Cette déchéance du centre-ville, Samir Raafat, journaliste, chroniqueur du site « egy.com », auteur du célèbre Cairo, the Glory Years, peut l’interpréter. « Pour l’Etat, la restauration et l’aménagement du centre-ville semblent un enjeu bien mineur ». Ayant déjà fait partie de plusieurs fondations et associations ayant pour but la sauvegarde du patrimoine, il sait comment cela fonctionne. Selon lui, le problème majeur qui constitue un obstacle à la réhabilitation du centre-ville est le gel des loyers. « Il est impossible d’entretenir un immeuble comme ceux du centre-ville avec seulement 100 ou 150 livres par mois ! », dit-il, moitié amusé, moitié triste. Et les locataires, habitués à payer un loyer dérisoire (entre 15 et 20 livres en moyenne par mois), ne veulent pas investir dans l’entretien de leurs immeubles. « Voyez la différence avec un immeuble à Maadi où les loyers sont payés en dollars. Il sera toujours propre, la façade impeccable, les parties communes entretenues. Il faut que l’Etat change la loi et annule le gel des loyers ! ». Chose inimaginable, sachant qu’une grande partie des députés occupent encore des appartements à loyer très bas.

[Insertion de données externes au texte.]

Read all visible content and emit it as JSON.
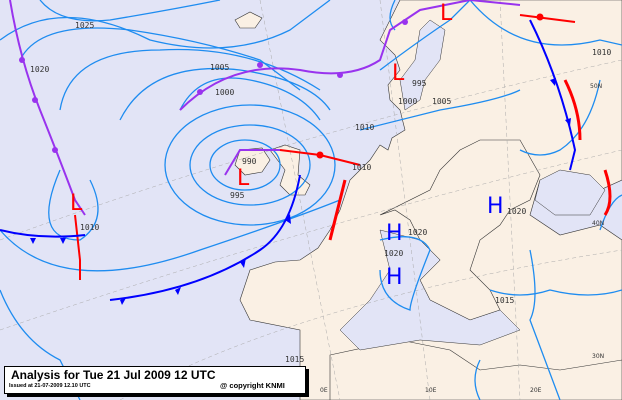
{
  "caption": {
    "title": "Analysis for Tue 21 Jul 2009 12 UTC",
    "issued": "Issued at 21-07-2009 12.10 UTC",
    "copyright": "@ copyright KNMI"
  },
  "isobar_labels": [
    "1025",
    "1020",
    "1005",
    "1000",
    "995",
    "990",
    "1010",
    "995",
    "1000",
    "1005",
    "1010",
    "1010",
    "1020",
    "1020",
    "1020",
    "1015",
    "1015",
    "1010"
  ],
  "pressure_centers": [
    {
      "type": "L",
      "label": "L"
    },
    {
      "type": "L",
      "label": "L"
    },
    {
      "type": "L",
      "label": "L"
    },
    {
      "type": "L",
      "label": "L"
    },
    {
      "type": "H",
      "label": "H"
    },
    {
      "type": "H",
      "label": "H"
    },
    {
      "type": "H",
      "label": "H"
    }
  ],
  "grid_labels": {
    "lat_50": "50N",
    "lat_40": "40N",
    "lat_30": "30N",
    "lon_0": "0E",
    "lon_10": "10E",
    "lon_20": "20E"
  },
  "colors": {
    "sea": "#e2e4f6",
    "land": "#faf0e4",
    "isobar": "#1e8cf0",
    "cold_front": "#0000ff",
    "warm_front": "#ff0000",
    "occluded_front": "#9933ee",
    "low": "#ff0000",
    "high": "#0000ff"
  }
}
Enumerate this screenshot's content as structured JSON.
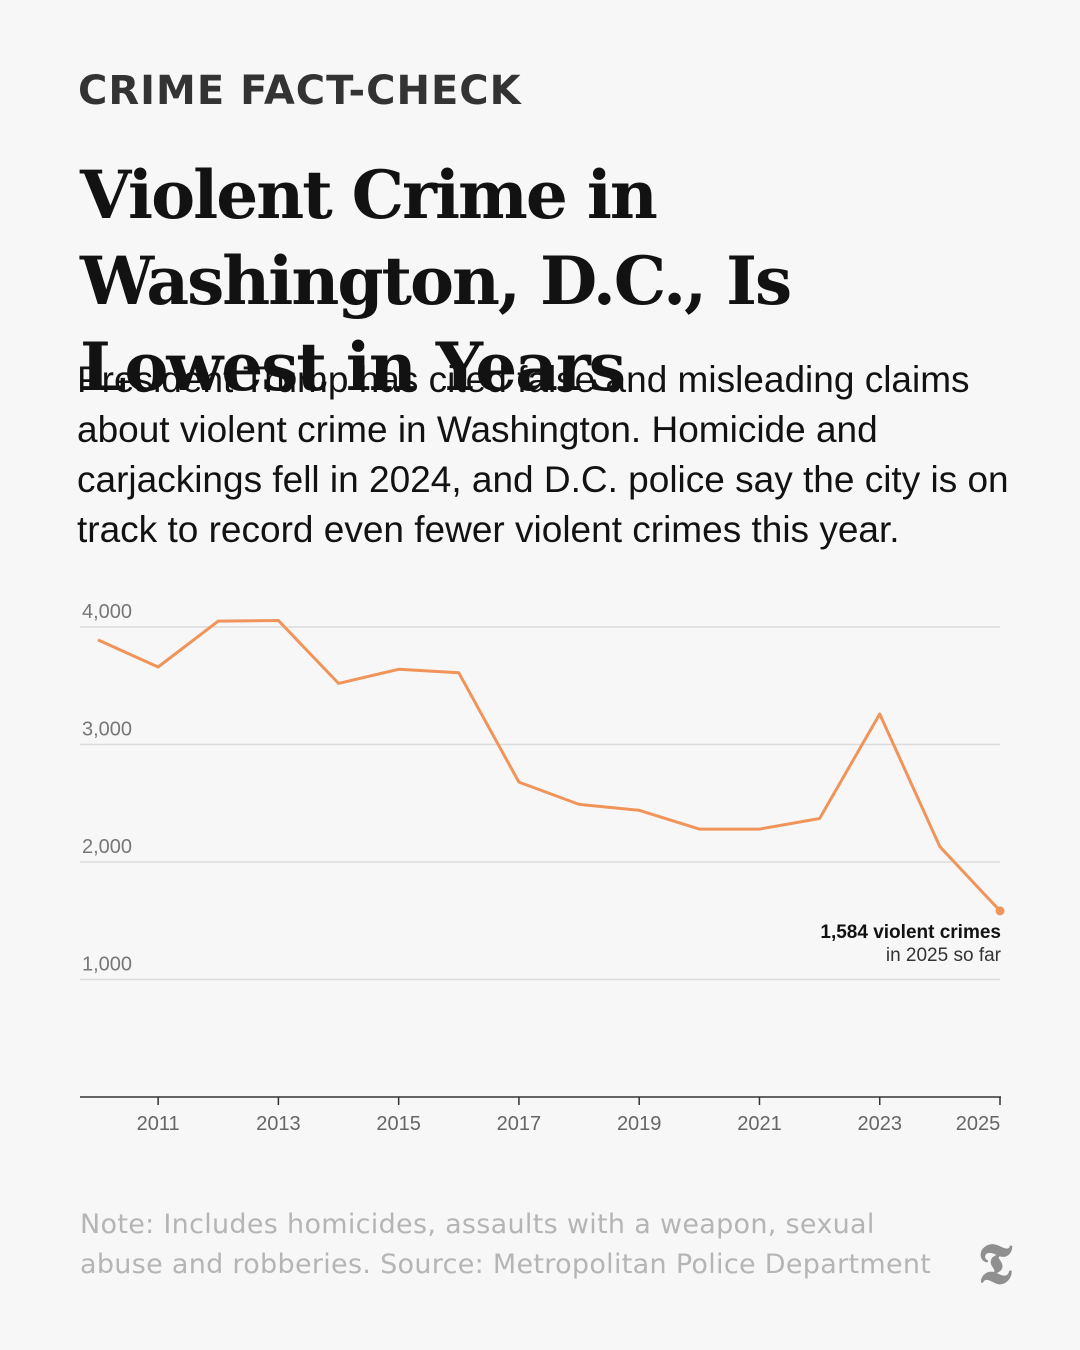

« Il faut que la réhabilitation du centre-ville soit menée par une entreprise privée, comme c’est le cas au Liban, où la compagnie Solidaire a fait un travail remarquable au centre-ville de Beyrouth », affirme Hoda, habitante du quartier. Les initiatives individuelles, quelle que soit leur importance, ne vont jamais être efficaces. Il faut un seul grand projet, général et global. Il faut également un suivi régulier, la situation ne doit pas revenir à son état d’origine après cinq ans.

D’autres considèrent que le problème majeur vient des habitants du centre-ville, qui ne sont plus les mêmes qu’autrefois. « La Révolution a chassé les anciens propriétaires de ces appartements, ceux qui étaient conscients de la valeur et de la beauté de l’endroit où ils vivaient. Et les rares qui sont restés n’ont plus ni la force ni le courage de changer un ordre anarchique désormais établi. Les nouveaux locataires, eux, n’accordent aucune importance à l’harmonie générale d’un immeuble, du moment que leur intérieur est propre et bien entretenu », souligne Chahira Mehrez. Elle déplore le capitalisme sauvage qui pousse à construire sans réfléchir. « La région ne peut accueillir autant de bureaux, il n’y a pas de place pour tant de circulation. Pourquoi ne pas aller dans les villes nouvelles qu’ils nous vantent tant ? Par pitié, laissez le centre-ville, Zamalek, Garden City, Héliopolis, laissez tous ces quartiers qui font partie de notre patrimoine. Il faut arrêter de détruire, détruire pour tout remplacer par des tours. Dans quelques années, je ne pourrais pas présenter à mes petits enfants Le Caire où j’ai grandi. Il faudrait que le Parlement adopte une loi qui empêche toute destruction de bâtiments situés dans ces quartiers. Je ne comprends pas comment un hôtel comme le Sémiramis a pu être rasé pour qu’on construise à sa place un intercontinental ! De quel droit ! ». Très en colère contre le gouvernement qui permet tant d’infamie, Mehrez accuse les tours et l’architecture moderne d’agresser l’environnement et la nature égyptiennes. « A quoi va ressembler le Nil, lorsqu’il sera étouffé par les tours ? Le Caire n’est pas Dubaï. Dubaï n’a pas de passé, nous en avons un ! ».